Alnylam and CytoSolve Build a Predictive Systems Architecture Linking RNAi Knockdown to Bradykinin-Driven Angioedema in HAE - CytoSolve | Research, Development & Testing of Pharmaceuticals, Nutraceuticals & Cosmeceuticals

Alnylam and CytoSolve Build a Predictive Systems Architecture Linking RNAi Knockdown to Bradykinin-Driven Angioedema in HAE

Alnylam is a leading pharmaceutical company advancing RNAi therapeutics, including programs targeting hereditary angioedema (HAE). The organization specializes in translating siRNA-driven gene silencing into clinically meaningful therapies for serious diseases with high unmet need.

Challenge

Hereditary angioedema (HAE) is a chronic, recurring condition characterized by episodes of non-itchy swelling in subcutaneous or submucosal tissues. In HAE, functional defects involving factor XII and/or C1 inhibitor (C1INH) can drive increased bradykinin production, leading to vascular permeability and swelling attacks.
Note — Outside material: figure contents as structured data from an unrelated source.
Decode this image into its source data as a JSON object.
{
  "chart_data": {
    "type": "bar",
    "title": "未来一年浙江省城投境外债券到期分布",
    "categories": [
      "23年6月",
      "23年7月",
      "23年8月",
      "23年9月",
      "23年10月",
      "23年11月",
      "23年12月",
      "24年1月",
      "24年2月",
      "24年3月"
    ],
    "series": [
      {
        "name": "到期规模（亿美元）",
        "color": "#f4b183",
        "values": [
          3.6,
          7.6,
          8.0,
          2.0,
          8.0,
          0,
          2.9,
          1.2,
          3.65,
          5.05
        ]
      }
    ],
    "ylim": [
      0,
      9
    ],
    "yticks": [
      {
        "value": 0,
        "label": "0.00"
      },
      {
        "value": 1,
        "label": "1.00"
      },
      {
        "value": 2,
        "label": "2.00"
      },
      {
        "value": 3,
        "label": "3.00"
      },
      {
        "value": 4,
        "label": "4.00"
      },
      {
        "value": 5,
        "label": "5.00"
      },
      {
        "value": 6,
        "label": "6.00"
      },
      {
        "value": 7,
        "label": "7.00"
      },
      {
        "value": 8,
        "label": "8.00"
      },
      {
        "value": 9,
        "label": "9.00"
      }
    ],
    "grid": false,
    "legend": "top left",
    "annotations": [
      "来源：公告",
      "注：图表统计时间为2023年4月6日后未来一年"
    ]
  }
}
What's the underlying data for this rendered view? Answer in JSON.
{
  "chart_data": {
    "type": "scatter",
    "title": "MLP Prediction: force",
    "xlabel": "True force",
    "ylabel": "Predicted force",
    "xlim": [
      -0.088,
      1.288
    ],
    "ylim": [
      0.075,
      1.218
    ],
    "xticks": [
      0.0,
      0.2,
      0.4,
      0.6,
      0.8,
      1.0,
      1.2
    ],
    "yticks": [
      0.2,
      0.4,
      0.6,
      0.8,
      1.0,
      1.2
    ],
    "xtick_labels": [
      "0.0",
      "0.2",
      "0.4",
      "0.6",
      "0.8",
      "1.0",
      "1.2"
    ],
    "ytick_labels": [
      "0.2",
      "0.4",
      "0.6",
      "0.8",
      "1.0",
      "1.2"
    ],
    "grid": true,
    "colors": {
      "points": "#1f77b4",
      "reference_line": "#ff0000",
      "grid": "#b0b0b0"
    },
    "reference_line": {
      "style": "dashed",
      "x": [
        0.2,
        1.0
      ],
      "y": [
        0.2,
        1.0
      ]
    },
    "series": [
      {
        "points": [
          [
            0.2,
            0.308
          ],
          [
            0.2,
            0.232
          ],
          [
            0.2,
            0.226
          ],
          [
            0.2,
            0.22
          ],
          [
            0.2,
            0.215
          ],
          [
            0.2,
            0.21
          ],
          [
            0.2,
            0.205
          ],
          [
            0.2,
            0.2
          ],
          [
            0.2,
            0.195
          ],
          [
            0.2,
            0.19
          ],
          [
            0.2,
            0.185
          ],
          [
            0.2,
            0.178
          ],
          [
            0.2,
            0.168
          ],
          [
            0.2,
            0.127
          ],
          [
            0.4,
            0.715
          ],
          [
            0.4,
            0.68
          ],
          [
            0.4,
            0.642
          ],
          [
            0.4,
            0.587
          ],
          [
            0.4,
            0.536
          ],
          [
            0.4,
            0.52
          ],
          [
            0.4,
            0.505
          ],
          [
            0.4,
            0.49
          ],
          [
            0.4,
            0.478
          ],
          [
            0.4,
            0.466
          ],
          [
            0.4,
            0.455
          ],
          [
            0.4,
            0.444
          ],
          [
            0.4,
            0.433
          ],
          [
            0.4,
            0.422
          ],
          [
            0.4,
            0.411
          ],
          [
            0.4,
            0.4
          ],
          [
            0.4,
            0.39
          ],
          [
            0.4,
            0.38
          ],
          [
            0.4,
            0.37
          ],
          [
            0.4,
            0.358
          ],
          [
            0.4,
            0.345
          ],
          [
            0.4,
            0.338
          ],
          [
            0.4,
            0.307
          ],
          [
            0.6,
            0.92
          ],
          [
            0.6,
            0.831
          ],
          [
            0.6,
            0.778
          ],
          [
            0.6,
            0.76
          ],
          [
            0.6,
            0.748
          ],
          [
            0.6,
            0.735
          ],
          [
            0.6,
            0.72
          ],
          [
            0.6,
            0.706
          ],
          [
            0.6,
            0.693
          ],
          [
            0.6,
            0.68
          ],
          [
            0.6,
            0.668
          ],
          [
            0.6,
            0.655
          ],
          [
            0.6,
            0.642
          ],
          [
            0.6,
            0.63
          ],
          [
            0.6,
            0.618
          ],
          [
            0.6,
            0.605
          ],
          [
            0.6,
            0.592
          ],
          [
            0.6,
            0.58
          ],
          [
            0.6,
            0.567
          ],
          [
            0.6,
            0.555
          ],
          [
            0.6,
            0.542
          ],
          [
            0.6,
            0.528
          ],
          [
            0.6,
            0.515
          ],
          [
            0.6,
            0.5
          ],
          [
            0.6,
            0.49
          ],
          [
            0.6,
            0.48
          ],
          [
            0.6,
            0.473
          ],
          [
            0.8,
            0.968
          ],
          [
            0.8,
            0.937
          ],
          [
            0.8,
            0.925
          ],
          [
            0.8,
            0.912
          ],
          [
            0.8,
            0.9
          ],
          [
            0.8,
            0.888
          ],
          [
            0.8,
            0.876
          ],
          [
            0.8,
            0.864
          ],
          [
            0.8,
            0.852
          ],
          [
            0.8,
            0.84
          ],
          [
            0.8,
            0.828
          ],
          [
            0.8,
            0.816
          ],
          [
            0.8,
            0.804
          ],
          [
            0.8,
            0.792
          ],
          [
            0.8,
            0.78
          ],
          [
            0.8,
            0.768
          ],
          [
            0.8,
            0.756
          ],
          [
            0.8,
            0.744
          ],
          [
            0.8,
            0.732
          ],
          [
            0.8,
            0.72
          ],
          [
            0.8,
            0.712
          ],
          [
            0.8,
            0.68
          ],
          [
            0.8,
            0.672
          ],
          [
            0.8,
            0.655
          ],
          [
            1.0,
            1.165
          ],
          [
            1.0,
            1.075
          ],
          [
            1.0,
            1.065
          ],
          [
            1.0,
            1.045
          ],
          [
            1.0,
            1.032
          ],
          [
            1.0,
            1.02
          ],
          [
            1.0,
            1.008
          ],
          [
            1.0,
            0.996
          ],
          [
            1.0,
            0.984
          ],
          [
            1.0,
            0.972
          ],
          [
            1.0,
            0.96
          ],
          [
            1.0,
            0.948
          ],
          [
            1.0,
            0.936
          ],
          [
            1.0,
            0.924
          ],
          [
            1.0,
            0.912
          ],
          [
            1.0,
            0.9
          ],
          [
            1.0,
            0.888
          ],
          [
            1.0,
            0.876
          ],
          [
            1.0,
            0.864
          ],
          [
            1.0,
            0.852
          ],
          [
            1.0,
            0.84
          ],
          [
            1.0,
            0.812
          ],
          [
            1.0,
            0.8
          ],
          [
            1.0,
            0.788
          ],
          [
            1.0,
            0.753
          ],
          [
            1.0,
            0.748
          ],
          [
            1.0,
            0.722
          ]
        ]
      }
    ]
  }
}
While siRNA therapeutics offer a compelling strategy to suppress genes implicated in HAE biology, efficient development is constrained by limited mechanistic correlation across biomolecules within the contact activation pathway. This fragmentation makes it difficult to reliably connect target knockdown to downstream bradykinin response, slowing optimization of targets, dosing strategies, and rational combinations.

How CytoSolve Helped

Alnylam collaborated with CytoSolve to systematically explore the relationship between gene knockdown and pathway-level response in HAE-relevant biology. CytoSolve’s platform:

Converted contact activation and bradykinin production pathways into mechanistic in silico models, enabling quantitative simulation of pathway dynamics rather than isolated biomarker interpretation.

Evaluated differential sensitivity of bradykinin production to perturbations across the modeled network, clarifying which nodes most strongly influence clinically relevant readouts.

Validated simulation outputs against in vivo and in vitro experimental findings from the literature, establishing credibility for model behavior across multiple evidence sources.

Predicted outcomes observed in Alnylam’s in vivo studies, linking computational hypotheses to real-world experimental results and strengthening confidence in forward-looking predictions.

Key Benefits Realized

Mechanistic Link Between Knockdown and Response
Established a systems-level, quantitative bridge connecting siRNA target suppression to bradykinin-driven outcomes.

Pathway Sensitivity and Leverage-Point Identification
Determined which pathway components most strongly modulate bradykinin production, supporting prioritization of targets.

Cross-Validation Using Independent Evidence
Grounded model behavior using published in vitro and in vivo results, improving robustness beyond single-study fitting.

Predictive Utility for Preclinical Decision-Making
Demonstrated the ability to forecast results aligned with Alnylam’s in vivo observations, enabling more confident experimental planning.

Foundation for Combination siRNA Design
Provided a validated initiative framework to examine multi-target siRNA combinations rationally, rather than by trial-and-error.

Outcome

Through collaboration with CytoSolve, Alnylam translated complex contact activation and bradykinin biology into a validated computational systems architecture capable of connecting siRNA target knockdown to downstream pathway response. The mechanistic in silico model, supported by literature-based validation and demonstrated alignment with Alnylam’s in vivo findings, established a practical foundation for accelerating target selection and exploring combination siRNA strategies aimed at improving therapeutic control of life-threatening HAE.